Windrush scandal was ‘foreseeable and avoidable’ says official report

The Windrush scandal was ‘foreseeable and avoidable’ according to a damning and long-awaited independent report into the Home Office’s handling of the crisis. 

The official Windrush Lessons Learned Review concluded that victims had been badly let down because of ‘systemic operational failings’ at the government department. 

It emerged in 2018 that the Home Office had branded thousands of legal UK citizens as illegal immigrants – at least 83 of whom were deported. 

The review was formally submitted to the government yesterday and the Home Office published it this morning. 

Wendy Williams, Independent Adviser for the Windrush Lessons Learned Review, said: ‘The Windrush Generation has been poorly served by this country, a country to which they contributed so much and in which they had every right to make their lives. 

‘The many stories of injustice and hardship are heartbreaking, with jobs lost, lives uprooted and untold damage done to so many individuals and families.

‘My report sets out how and why this happened and makes recommendations for change to ensure that the injustices this group of people suffered can never happen again. I urge Ministers and officials to implement my recommendations in full.’

The report has made 30 recommendations to ‘change and improve’ the Home Office. 

The recommendations include that the Home Office must ‘acknowledge its failings’ and ‘open itself up to greater external scrutiny’.

It must also ‘change its culture’ to put people at the heart of migration policy decisions.  

The Empire Windrush was most famous for trips from the West Indies which brought people to work in the UK in the middle of the 20th Century

The Windrush Lessons Learned Review was submitted to Home Secretary Priti Patel yesterday

The Windrush Lessons Learned Review was submitted to Home Secretary Priti Patel yesterday

Ms Patel set out the review’s findings to MPs during a statement in the House of Commons as she said people from the Windrush generation had been subjected to ‘insensitive treatment by the very country they called home’.

‘As this review makes clear, some members of this generation suffered terrible injustices spurred by institutional failings spanning successive governments over several decades – including ignorance and thoughtlessness towards the race and history of the Windrush generation,’ she said. 

The Home Secretary said the Home Office is on an ‘ongoing mission’ to put things right. 

She said: ‘Lives were ruined and families were torn apart, and now an independent review has suggested that the Home Office’s institutional ignorance and thoughtlessness to the issue of race and the history of the Windrush generation contributed to this. This is simply unacceptable.’ 

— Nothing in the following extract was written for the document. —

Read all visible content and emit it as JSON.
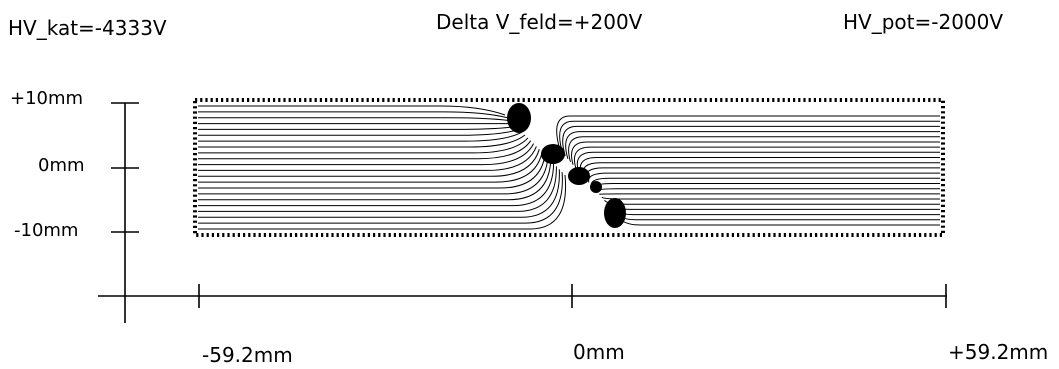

Ms Patel added: ‘There are lessons to learn for the Home Office but also society as a whole.’

Diane Abbott, the shadow home secretary, said the review showed there needed to be a ‘root and branch overhaul’ of the way the Home Office operates.

‘The review into the lessons of Windrush and some genuine contrition from the government are long overdue,’ she said. 

‘The verdict that there are elements of institutional racism at the Home Office is damning, and means there must be a root and branch overhaul and change of culture. 

‘But there must also be an end to the government’s ‘hostile environment’ policy, or there will never be an end to new cases in this scandal.’

The publication of the report comes after it was claimed in February that the final draft had been altered to remove some of the worst criticism of the Home Office. 

The review had reportedly concluded the department was ‘institutionally racist’ over its ‘hostile environment’ policy. 

The review was commissioned in 2018 after Caribbean migrants were detained or deported despite having the right to remain in Britain.

The report was expected to be published at the end of March last year but has been repeatedly delayed.

Sources told The Times last month that the phrase ‘institutionally racist’ was included in an early draft of the report but no longer appeared in more recent versions. 

The fallout from the Windrush scandal led to the resignation of Home Secretary Amber Rudd in April 2018.

Amber Rudd, pictured in Downing Street in February 2019, resigned as Home Secretary in April 2018 in the wake of the Windrush scandal

Amber Rudd, pictured in Downing Street in February 2019, resigned as Home Secretary in April 2018 in the wake of the Windrush scandal

The government faced intense criticism over the ‘hostile environment’ policy championed by then Prime Minister Theresa May.

The term ‘institutional racism’ was famously used in February 1999 to describe Scotland Yard and its response to the murder of the black teenager Stephen Lawrence.

The official review, by Sir William Macpherson, defined the term as ‘discriminating through unwitting prejudice, thoughtlessness and racist stereotyping’.